Dass die Politik dringend handeln muss, unterstreicht die jüngste Studie des Beratungsunternehmens Düsseldorf Competition Economics (DCE), durchgeführt im Auftrag von Mazars in Deutschland. Die Studienautor*innen um Prof. Dr. Justus Haucap kommen sogar zu dem Schluss, dass durch die Corporate Sustainability Reporting Directive (CSRD) die Marktkonzentration noch zunehmen könnte, wenn sich die Prüfung der finanziellen und nichtfinanziellen Berichterstattung „aus einer Hand“ durchsetzt. Diese Entwicklung hätte das Potenzial, kleinere und mittelständische Wirtschaftsprüfungsgesellschaften noch stärker zurückzudrängen. In der Folge würde die Marktkonzentration entsprechend ansteigen und die Wettbewerbsintensität weiter abnehmen.

Schon in der Vorgängerstudie von 2022 hatte das DCE die strukturellen Probleme des Wirtschaftsprüfungsmarkts herausgearbeitet und das Oligopol der vier größten Wirtschaftsprüfungsgesellschaften (Big 4) als Hindernis für echten Wettbewerb beschrieben. Diese Marktkonzentration schränkt vor allem Unternehmen von öffentlichem Interesse (sogenannte Public Interest Entities, kurz PIEs) bei der Wahl ihres Abschlussprüfers ein. Die Ursache dafür sind Markteintrittsbarrieren für kleine und mittlere Wirtschaftsprüfungsgesellschaften sowie regulatorische Maßnahmen.

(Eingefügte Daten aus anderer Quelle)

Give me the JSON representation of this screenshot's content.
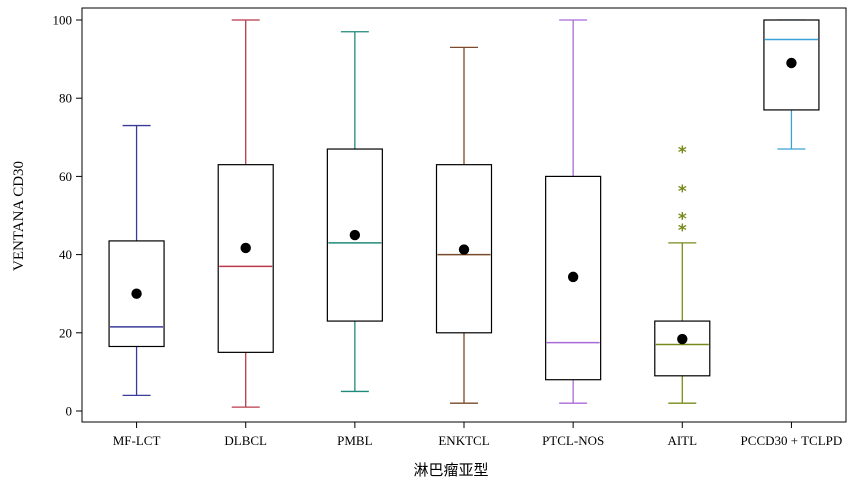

Dagegen könnte Transparenz auf dem Prüfungsmarkt die Vielfalt des Angebots fördern. Denn wenn es um die Wahl des Abschlussprüfers geht, bringen im Vergleich auch kleinere und mittelständische Wirtschaftsprüfungsgesellschaft das geeignete Spezialwissen und das internationale Netzwerk mit. Doch aufgrund der hohen Sichtbarkeit und Reputation der Big 4 sowie auch der erheblichen Verantwortung, die Aufsichtsräte bei der Prüferbestellung tragen, fällt die Wahl tendenziell meist zugunsten der vier großen Prüfungsgesellschaften aus. Was Entscheidungsträger*innen wie Aufsichtsrät*innen daher brauchen, um einen Wirtschaftsprüfer beurteilen zu können, ist Transparenz auf dem Markt und eine gute Übersicht der verfügbaren Anbieter und ihrer Leistungen.

Ein Marktdesign für mehr Qualität und Wettbewerb

Einzelmaßnahmen führen allerdings nicht zu mehr Qualität und Wettbewerb auf dem Wirtschaftsprüfermarkt. Das ist eine Erkenntnis aus der aktuellen Studie. Die Autor*innen sprechen sich stattdessen für ein umfassendes neues Marktdesign aus, das die Bedürfnisse der Unternehmen, der Wirtschaftsprüfungsgesellschaften und des Staates berücksichtigt.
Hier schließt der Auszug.